La partita della libertàBihać campo informale di Borici esterno edificio – enrico_carpegna©

Reportage Tra Bosnia e Croazia si gioca il futuro di migliaia di profughi

Pubblicato più di 5 anni faEdizione del 23 febbraio 2019

Lo chiamano The Game, La Partita. Si gioca ogni giorno a Bihać e Velika Kladuša, le due cittadine principali del cantone di Una Sana, nella zona nord occidentale della Bosnia Erzegovina, al confine con la Croazia. Le regole di The Game sono molto semplici: vince chi riesce a entrare clandestinamente in territorio croato, e da lì in Slovenia, la porta d’Europa. Le probabilità di successo sono vicine allo zero, e il prezzo di ogni tentativo è fatto di terribili piaghe ai piedi, rischio di morte per assideramento nei mesi invernali, respingimenti individuali e collettivi a suon di botte. Potrebbe somigliare, questa storia, a quelle di altri migranti in altri luoghi, dal Mediterraneo alle montagne piemontesi.

Non è così. L’UNHCR stima che nel 2018 siano transitati per la Bosnia Erzegovina oltre ventiduemila profughi, contro i 1166 del 2017. Una cifra in difetto, sempre secondo UNHCR, perché il novanta per cento degli ingressi non viene registrato. Quanto ai seimila profughi presenti attualmente a Bihać e Velika Kladuša, nella stragrande maggioranza uomini tra i diciotto e i quarant’anni, per ‘registrati’ si intende che di loro si conosce generalmente soltanto la nazionalità: 34% pakistani, 16% iraniani, 12% siriani, 9% iracheni, i restanti da altri sessantasette paesi o gruppi etnici, secondo i dati della Federazione Internazionale della Croce Rossa.

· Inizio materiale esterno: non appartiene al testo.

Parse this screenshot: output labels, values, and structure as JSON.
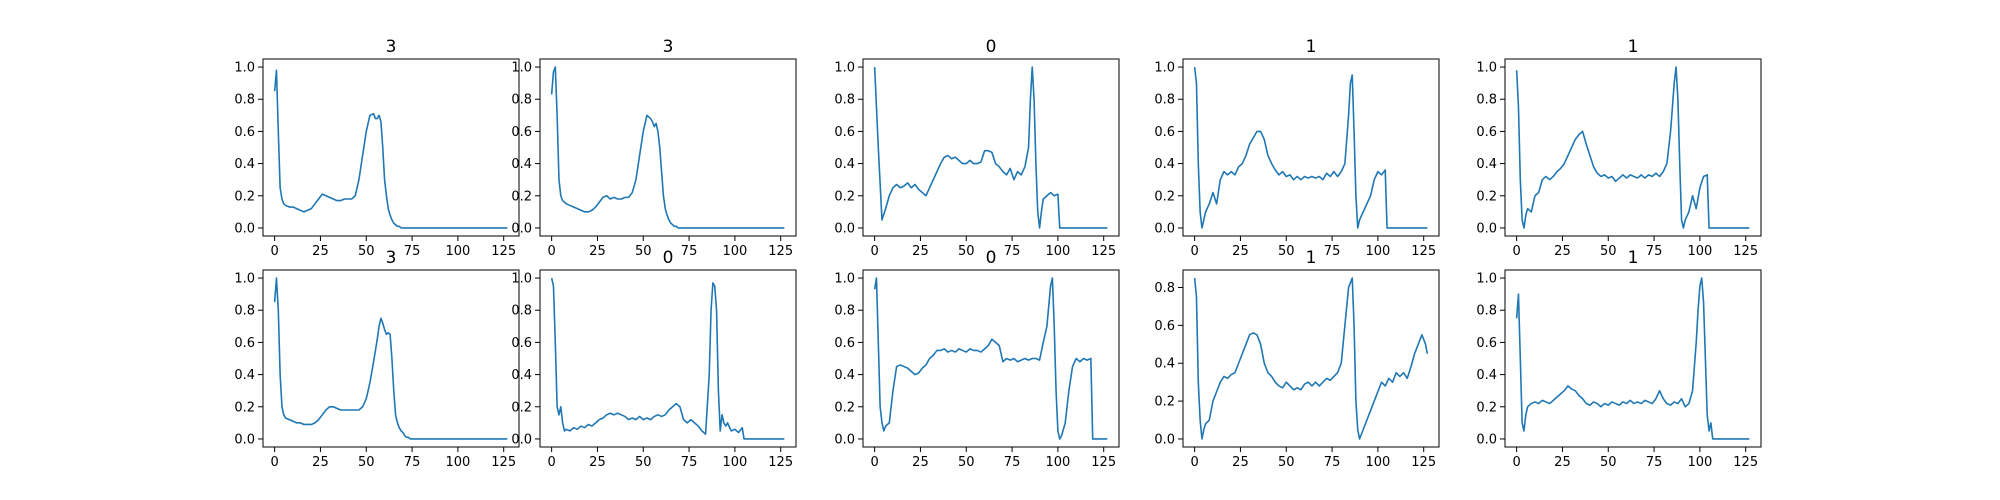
{
  "figure": {
    "line_color": "#1f77b4",
    "axes_color": "#000000"
  },
  "chart_data": [
    {
      "type": "line",
      "title": "3",
      "xlim": [
        -6.35,
        133.35
      ],
      "ylim": [
        -0.05,
        1.05
      ],
      "xticks": [
        "0",
        "25",
        "50",
        "75",
        "100",
        "125"
      ],
      "yticks": [
        "0.0",
        "0.2",
        "0.4",
        "0.6",
        "0.8",
        "1.0"
      ],
      "x": [
        0,
        1,
        2,
        3,
        4,
        5,
        6,
        8,
        10,
        12,
        14,
        16,
        18,
        20,
        22,
        24,
        26,
        28,
        30,
        32,
        34,
        36,
        38,
        40,
        42,
        44,
        46,
        48,
        50,
        52,
        54,
        55,
        56,
        57,
        58,
        59,
        60,
        61,
        62,
        63,
        64,
        65,
        66,
        67,
        68,
        69,
        70,
        71,
        72,
        127
      ],
      "y": [
        0.85,
        0.98,
        0.6,
        0.25,
        0.18,
        0.15,
        0.14,
        0.13,
        0.13,
        0.12,
        0.11,
        0.1,
        0.11,
        0.12,
        0.15,
        0.18,
        0.21,
        0.2,
        0.19,
        0.18,
        0.17,
        0.17,
        0.18,
        0.18,
        0.18,
        0.2,
        0.3,
        0.45,
        0.6,
        0.7,
        0.71,
        0.68,
        0.68,
        0.7,
        0.66,
        0.5,
        0.3,
        0.2,
        0.12,
        0.08,
        0.05,
        0.03,
        0.02,
        0.01,
        0.01,
        0.0,
        0.0,
        0.0,
        0.0,
        0.0
      ]
    },
    {
      "type": "line",
      "title": "3",
      "xlim": [
        -6.35,
        133.35
      ],
      "ylim": [
        -0.05,
        1.05
      ],
      "xticks": [
        "0",
        "25",
        "50",
        "75",
        "100",
        "125"
      ],
      "yticks": [
        "0.0",
        "0.2",
        "0.4",
        "0.6",
        "0.8",
        "1.0"
      ],
      "x": [
        0,
        1,
        2,
        3,
        4,
        5,
        6,
        8,
        10,
        12,
        14,
        16,
        18,
        20,
        22,
        24,
        26,
        28,
        30,
        32,
        34,
        36,
        38,
        40,
        42,
        44,
        46,
        48,
        50,
        52,
        54,
        55,
        56,
        57,
        58,
        59,
        60,
        61,
        62,
        63,
        64,
        65,
        66,
        67,
        68,
        69,
        70,
        71,
        72,
        127
      ],
      "y": [
        0.83,
        0.97,
        1.0,
        0.7,
        0.3,
        0.2,
        0.17,
        0.15,
        0.14,
        0.13,
        0.12,
        0.11,
        0.1,
        0.1,
        0.11,
        0.13,
        0.16,
        0.19,
        0.2,
        0.18,
        0.19,
        0.18,
        0.18,
        0.19,
        0.19,
        0.22,
        0.3,
        0.45,
        0.6,
        0.7,
        0.68,
        0.66,
        0.63,
        0.65,
        0.6,
        0.5,
        0.35,
        0.2,
        0.12,
        0.08,
        0.05,
        0.03,
        0.02,
        0.01,
        0.01,
        0.0,
        0.0,
        0.0,
        0.0,
        0.0
      ]
    },
    {
      "type": "line",
      "title": "0",
      "xlim": [
        -6.35,
        133.35
      ],
      "ylim": [
        -0.05,
        1.05
      ],
      "xticks": [
        "0",
        "25",
        "50",
        "75",
        "100",
        "125"
      ],
      "yticks": [
        "0.0",
        "0.2",
        "0.4",
        "0.6",
        "0.8",
        "1.0"
      ],
      "x": [
        0,
        2,
        4,
        6,
        8,
        10,
        12,
        14,
        16,
        18,
        20,
        22,
        24,
        26,
        28,
        30,
        32,
        34,
        36,
        38,
        40,
        42,
        44,
        46,
        48,
        50,
        52,
        54,
        56,
        58,
        60,
        62,
        64,
        66,
        68,
        70,
        72,
        74,
        76,
        78,
        80,
        82,
        84,
        85,
        86,
        87,
        88,
        89,
        90,
        91,
        92,
        94,
        96,
        98,
        100,
        101,
        127
      ],
      "y": [
        1.0,
        0.5,
        0.05,
        0.12,
        0.2,
        0.25,
        0.27,
        0.25,
        0.26,
        0.28,
        0.25,
        0.27,
        0.24,
        0.22,
        0.2,
        0.25,
        0.3,
        0.35,
        0.4,
        0.44,
        0.45,
        0.43,
        0.44,
        0.42,
        0.4,
        0.4,
        0.42,
        0.4,
        0.4,
        0.41,
        0.48,
        0.48,
        0.47,
        0.4,
        0.38,
        0.35,
        0.33,
        0.37,
        0.3,
        0.35,
        0.33,
        0.38,
        0.5,
        0.8,
        1.0,
        0.8,
        0.4,
        0.1,
        0.0,
        0.1,
        0.18,
        0.2,
        0.22,
        0.2,
        0.21,
        0.0,
        0.0
      ]
    },
    {
      "type": "line",
      "title": "1",
      "xlim": [
        -6.35,
        133.35
      ],
      "ylim": [
        -0.05,
        1.05
      ],
      "xticks": [
        "0",
        "25",
        "50",
        "75",
        "100",
        "125"
      ],
      "yticks": [
        "0.0",
        "0.2",
        "0.4",
        "0.6",
        "0.8",
        "1.0"
      ],
      "x": [
        0,
        1,
        2,
        3,
        4,
        5,
        6,
        8,
        10,
        12,
        14,
        16,
        18,
        20,
        22,
        24,
        26,
        28,
        30,
        32,
        34,
        36,
        38,
        40,
        42,
        44,
        46,
        48,
        50,
        52,
        54,
        56,
        58,
        60,
        62,
        64,
        66,
        68,
        70,
        72,
        74,
        76,
        78,
        80,
        82,
        84,
        85,
        86,
        87,
        88,
        89,
        90,
        92,
        94,
        96,
        98,
        100,
        102,
        104,
        105,
        127
      ],
      "y": [
        1.0,
        0.9,
        0.4,
        0.1,
        0.0,
        0.05,
        0.1,
        0.15,
        0.22,
        0.15,
        0.3,
        0.35,
        0.33,
        0.35,
        0.33,
        0.38,
        0.4,
        0.45,
        0.52,
        0.56,
        0.6,
        0.6,
        0.55,
        0.45,
        0.4,
        0.36,
        0.33,
        0.35,
        0.32,
        0.33,
        0.3,
        0.32,
        0.3,
        0.32,
        0.31,
        0.32,
        0.31,
        0.32,
        0.3,
        0.34,
        0.32,
        0.35,
        0.32,
        0.35,
        0.4,
        0.7,
        0.9,
        0.95,
        0.6,
        0.2,
        0.0,
        0.05,
        0.1,
        0.15,
        0.2,
        0.3,
        0.35,
        0.33,
        0.36,
        0.0,
        0.0
      ]
    },
    {
      "type": "line",
      "title": "1",
      "xlim": [
        -6.35,
        133.35
      ],
      "ylim": [
        -0.05,
        1.05
      ],
      "xticks": [
        "0",
        "25",
        "50",
        "75",
        "100",
        "125"
      ],
      "yticks": [
        "0.0",
        "0.2",
        "0.4",
        "0.6",
        "0.8",
        "1.0"
      ],
      "x": [
        0,
        1,
        2,
        3,
        4,
        5,
        6,
        8,
        10,
        12,
        14,
        16,
        18,
        20,
        22,
        24,
        26,
        28,
        30,
        32,
        34,
        36,
        38,
        40,
        42,
        44,
        46,
        48,
        50,
        52,
        54,
        56,
        58,
        60,
        62,
        64,
        66,
        68,
        70,
        72,
        74,
        76,
        78,
        80,
        82,
        84,
        86,
        87,
        88,
        89,
        90,
        91,
        92,
        94,
        96,
        98,
        100,
        102,
        104,
        105,
        127
      ],
      "y": [
        0.98,
        0.75,
        0.3,
        0.05,
        0.0,
        0.08,
        0.12,
        0.1,
        0.2,
        0.22,
        0.3,
        0.32,
        0.3,
        0.32,
        0.35,
        0.37,
        0.4,
        0.45,
        0.5,
        0.55,
        0.58,
        0.6,
        0.52,
        0.45,
        0.38,
        0.34,
        0.32,
        0.33,
        0.31,
        0.32,
        0.29,
        0.31,
        0.33,
        0.31,
        0.33,
        0.32,
        0.31,
        0.33,
        0.31,
        0.33,
        0.32,
        0.34,
        0.32,
        0.35,
        0.4,
        0.6,
        0.9,
        1.0,
        0.8,
        0.4,
        0.05,
        0.0,
        0.05,
        0.1,
        0.2,
        0.12,
        0.25,
        0.32,
        0.33,
        0.0,
        0.0
      ]
    },
    {
      "type": "line",
      "title": "3",
      "xlim": [
        -6.35,
        133.35
      ],
      "ylim": [
        -0.05,
        1.05
      ],
      "xticks": [
        "0",
        "25",
        "50",
        "75",
        "100",
        "125"
      ],
      "yticks": [
        "0.0",
        "0.2",
        "0.4",
        "0.6",
        "0.8",
        "1.0"
      ],
      "x": [
        0,
        1,
        2,
        3,
        4,
        5,
        6,
        8,
        10,
        12,
        14,
        16,
        18,
        20,
        22,
        24,
        26,
        28,
        30,
        32,
        34,
        36,
        38,
        40,
        42,
        44,
        46,
        48,
        50,
        52,
        54,
        56,
        57,
        58,
        59,
        60,
        61,
        62,
        63,
        64,
        65,
        66,
        67,
        68,
        69,
        70,
        71,
        72,
        73,
        74,
        75,
        76,
        127
      ],
      "y": [
        0.85,
        1.0,
        0.8,
        0.4,
        0.2,
        0.15,
        0.13,
        0.12,
        0.11,
        0.1,
        0.1,
        0.09,
        0.09,
        0.09,
        0.1,
        0.12,
        0.15,
        0.18,
        0.2,
        0.2,
        0.19,
        0.18,
        0.18,
        0.18,
        0.18,
        0.18,
        0.18,
        0.2,
        0.25,
        0.35,
        0.48,
        0.62,
        0.7,
        0.75,
        0.72,
        0.68,
        0.65,
        0.66,
        0.65,
        0.5,
        0.3,
        0.15,
        0.1,
        0.07,
        0.05,
        0.04,
        0.02,
        0.01,
        0.01,
        0.0,
        0.0,
        0.0,
        0.0
      ]
    },
    {
      "type": "line",
      "title": "0",
      "xlim": [
        -6.35,
        133.35
      ],
      "ylim": [
        -0.05,
        1.05
      ],
      "xticks": [
        "0",
        "25",
        "50",
        "75",
        "100",
        "125"
      ],
      "yticks": [
        "0.0",
        "0.2",
        "0.4",
        "0.6",
        "0.8",
        "1.0"
      ],
      "x": [
        0,
        1,
        2,
        3,
        4,
        5,
        6,
        7,
        8,
        10,
        12,
        14,
        16,
        18,
        20,
        22,
        24,
        26,
        28,
        30,
        32,
        34,
        36,
        38,
        40,
        42,
        44,
        46,
        48,
        50,
        52,
        54,
        56,
        58,
        60,
        62,
        64,
        66,
        68,
        70,
        72,
        74,
        76,
        78,
        80,
        82,
        84,
        86,
        87,
        88,
        89,
        90,
        91,
        92,
        93,
        94,
        95,
        96,
        98,
        100,
        102,
        104,
        105,
        106,
        127
      ],
      "y": [
        1.0,
        0.95,
        0.6,
        0.2,
        0.15,
        0.2,
        0.1,
        0.05,
        0.06,
        0.05,
        0.07,
        0.06,
        0.08,
        0.07,
        0.09,
        0.08,
        0.1,
        0.12,
        0.13,
        0.15,
        0.16,
        0.15,
        0.16,
        0.15,
        0.14,
        0.12,
        0.13,
        0.12,
        0.14,
        0.12,
        0.13,
        0.12,
        0.14,
        0.15,
        0.14,
        0.15,
        0.18,
        0.2,
        0.22,
        0.2,
        0.12,
        0.1,
        0.12,
        0.1,
        0.08,
        0.05,
        0.03,
        0.4,
        0.8,
        0.97,
        0.95,
        0.8,
        0.3,
        0.05,
        0.15,
        0.1,
        0.08,
        0.1,
        0.05,
        0.06,
        0.04,
        0.07,
        0.0,
        0.0,
        0.0
      ]
    },
    {
      "type": "line",
      "title": "0",
      "xlim": [
        -6.35,
        133.35
      ],
      "ylim": [
        -0.05,
        1.05
      ],
      "xticks": [
        "0",
        "25",
        "50",
        "75",
        "100",
        "125"
      ],
      "yticks": [
        "0.0",
        "0.2",
        "0.4",
        "0.6",
        "0.8",
        "1.0"
      ],
      "x": [
        0,
        1,
        2,
        3,
        4,
        5,
        6,
        8,
        10,
        12,
        14,
        16,
        18,
        20,
        22,
        24,
        26,
        28,
        30,
        32,
        34,
        36,
        38,
        40,
        42,
        44,
        46,
        48,
        50,
        52,
        54,
        56,
        58,
        60,
        62,
        64,
        66,
        68,
        70,
        72,
        74,
        76,
        78,
        80,
        82,
        84,
        86,
        88,
        90,
        92,
        94,
        96,
        97,
        98,
        99,
        100,
        101,
        102,
        104,
        106,
        108,
        110,
        112,
        114,
        116,
        118,
        119,
        120,
        127
      ],
      "y": [
        0.93,
        1.0,
        0.6,
        0.2,
        0.1,
        0.05,
        0.08,
        0.1,
        0.3,
        0.45,
        0.46,
        0.45,
        0.44,
        0.42,
        0.4,
        0.41,
        0.44,
        0.46,
        0.5,
        0.52,
        0.55,
        0.55,
        0.56,
        0.54,
        0.55,
        0.54,
        0.56,
        0.55,
        0.54,
        0.56,
        0.55,
        0.55,
        0.54,
        0.56,
        0.58,
        0.62,
        0.6,
        0.58,
        0.48,
        0.5,
        0.49,
        0.5,
        0.48,
        0.49,
        0.5,
        0.49,
        0.5,
        0.5,
        0.49,
        0.6,
        0.7,
        0.95,
        1.0,
        0.7,
        0.3,
        0.05,
        0.0,
        0.02,
        0.1,
        0.3,
        0.45,
        0.5,
        0.48,
        0.5,
        0.49,
        0.5,
        0.0,
        0.0,
        0.0
      ]
    },
    {
      "type": "line",
      "title": "1",
      "xlim": [
        -6.35,
        133.35
      ],
      "ylim": [
        -0.0425,
        0.8925
      ],
      "xticks": [
        "0",
        "25",
        "50",
        "75",
        "100",
        "125"
      ],
      "yticks": [
        "0.0",
        "0.2",
        "0.4",
        "0.6",
        "0.8"
      ],
      "x": [
        0,
        1,
        2,
        3,
        4,
        5,
        6,
        8,
        10,
        12,
        14,
        16,
        18,
        20,
        22,
        24,
        26,
        28,
        30,
        32,
        34,
        36,
        38,
        40,
        42,
        44,
        46,
        48,
        50,
        52,
        54,
        56,
        58,
        60,
        62,
        64,
        66,
        68,
        70,
        72,
        74,
        76,
        78,
        80,
        82,
        84,
        86,
        87,
        88,
        89,
        90,
        92,
        94,
        96,
        98,
        100,
        102,
        104,
        106,
        108,
        110,
        112,
        114,
        116,
        118,
        120,
        122,
        124,
        126,
        127
      ],
      "y": [
        0.85,
        0.75,
        0.3,
        0.1,
        0.0,
        0.05,
        0.08,
        0.1,
        0.2,
        0.25,
        0.3,
        0.33,
        0.32,
        0.34,
        0.35,
        0.4,
        0.45,
        0.5,
        0.55,
        0.56,
        0.55,
        0.5,
        0.4,
        0.35,
        0.33,
        0.3,
        0.28,
        0.27,
        0.3,
        0.28,
        0.26,
        0.27,
        0.26,
        0.29,
        0.3,
        0.28,
        0.3,
        0.28,
        0.3,
        0.32,
        0.31,
        0.33,
        0.35,
        0.4,
        0.6,
        0.8,
        0.85,
        0.6,
        0.2,
        0.05,
        0.0,
        0.05,
        0.1,
        0.15,
        0.2,
        0.25,
        0.3,
        0.28,
        0.32,
        0.3,
        0.35,
        0.33,
        0.35,
        0.32,
        0.38,
        0.45,
        0.5,
        0.55,
        0.5,
        0.45
      ]
    },
    {
      "type": "line",
      "title": "1",
      "xlim": [
        -6.35,
        133.35
      ],
      "ylim": [
        -0.05,
        1.05
      ],
      "xticks": [
        "0",
        "25",
        "50",
        "75",
        "100",
        "125"
      ],
      "yticks": [
        "0.0",
        "0.2",
        "0.4",
        "0.6",
        "0.8",
        "1.0"
      ],
      "x": [
        0,
        1,
        2,
        3,
        4,
        5,
        6,
        8,
        10,
        12,
        14,
        16,
        18,
        20,
        22,
        24,
        26,
        28,
        30,
        32,
        34,
        36,
        38,
        40,
        42,
        44,
        46,
        48,
        50,
        52,
        54,
        56,
        58,
        60,
        62,
        64,
        66,
        68,
        70,
        72,
        74,
        76,
        78,
        80,
        82,
        84,
        86,
        88,
        90,
        92,
        94,
        96,
        98,
        99,
        100,
        101,
        102,
        103,
        104,
        105,
        106,
        107,
        108,
        127
      ],
      "y": [
        0.75,
        0.9,
        0.5,
        0.1,
        0.05,
        0.15,
        0.2,
        0.22,
        0.23,
        0.22,
        0.24,
        0.23,
        0.22,
        0.24,
        0.26,
        0.28,
        0.3,
        0.33,
        0.31,
        0.3,
        0.27,
        0.25,
        0.22,
        0.21,
        0.23,
        0.22,
        0.2,
        0.22,
        0.21,
        0.23,
        0.22,
        0.21,
        0.23,
        0.22,
        0.24,
        0.22,
        0.23,
        0.22,
        0.24,
        0.23,
        0.22,
        0.25,
        0.3,
        0.25,
        0.22,
        0.21,
        0.23,
        0.22,
        0.25,
        0.2,
        0.22,
        0.3,
        0.6,
        0.8,
        0.95,
        1.0,
        0.85,
        0.5,
        0.15,
        0.05,
        0.1,
        0.0,
        0.0,
        0.0
      ]
    }
  ]
}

Ma seimila è di nuovo un numero improbabile, desunto dai pasti serviti nei centri di accoglienza e nelle tendopoli, in mancanza però della certezza che a consumarli siano gli stessi individui del giorno prima. Il popolo dei senza nome stenta a sopravvivere nel Camp Borici, ex Casa dello Studente di titoista memoria, e nella ex fabbrica di elettrodomestici Bira, a Bihać; nei capannoni dismessi della Miral, forniture per l’edilizia, a Velika Kladuša, e nelle tendopoli ‘informali’ allestite intorno a questi edifici. L’Unione Europea ha stanziato nove milioni e duecentomila euro in aiuti dal maggio del 2018, operazione che accanto alla valenza umanitaria sembra orchestrata per evitare la soluzione concreta di un dramma ancor più grande delle cifre attraverso le quali si esprime.

Dramma di cui sono stati testimoni, nel dicembre del 2018, Maria Perino, attivista ventennale di ADL Zavidovici, Associazione per l’Ambasciata della Democrazia Locale, e William Bonapace, docente di filosofia presso un liceo torinese e ricercatore di IDOS (Dossier Statistico Immigrazione) di Roma, insieme al fotografo Enrico Carpegna che lo ha documentato per immagini. Afferma Maria «L’UE sta spendendo molti soldi per creare, lo dicono con chiarezza alcuni suoi documenti ufficiali, delle situazioni, cioè dei luoghi, dove le persone rimangono in una sorta di immobilità che alla lunga dovrebbe portarli a desistere dal tentativo di entrare in Europa. L’immobilità fa altrettanto comodo alle autorità bosniache, per nulla interessate a identificare chi arriva, pena il rischio di eventuali richieste di asilo. Dare nome e cognome non interessa neppure ai profughi.

Se ti identificano, sei fuori da The Game. La Bosnia ha scaricato sulla IOM, l’Organizzazione Internazionale per le Migrazioni, il compito di occuparsi della logistica, di sistemare i locali, di gestire i fondi erogati dall’Europa». Non va poi trascurata la realtà economica e sociale del cantone di Una Sana. Sottolinea Perino «Il periodo di transizione dopo la guerra ha disatteso le illusioni della gente. Alcune importanti industrie sono state chiuse, ed è in atto un forte spopolamento cui si è contrapposto l’ondata dei migranti. Nel corso del Global Compact di Marrakech (a dicembre 2018, ndr), l’intervento della Bosnia si era incentrato proprio sul rapporto tra la popolazione e i migranti, evidenziando che l’accoglienza dimostrata nei loro confronti nasceva dal ricordo di anni terribili.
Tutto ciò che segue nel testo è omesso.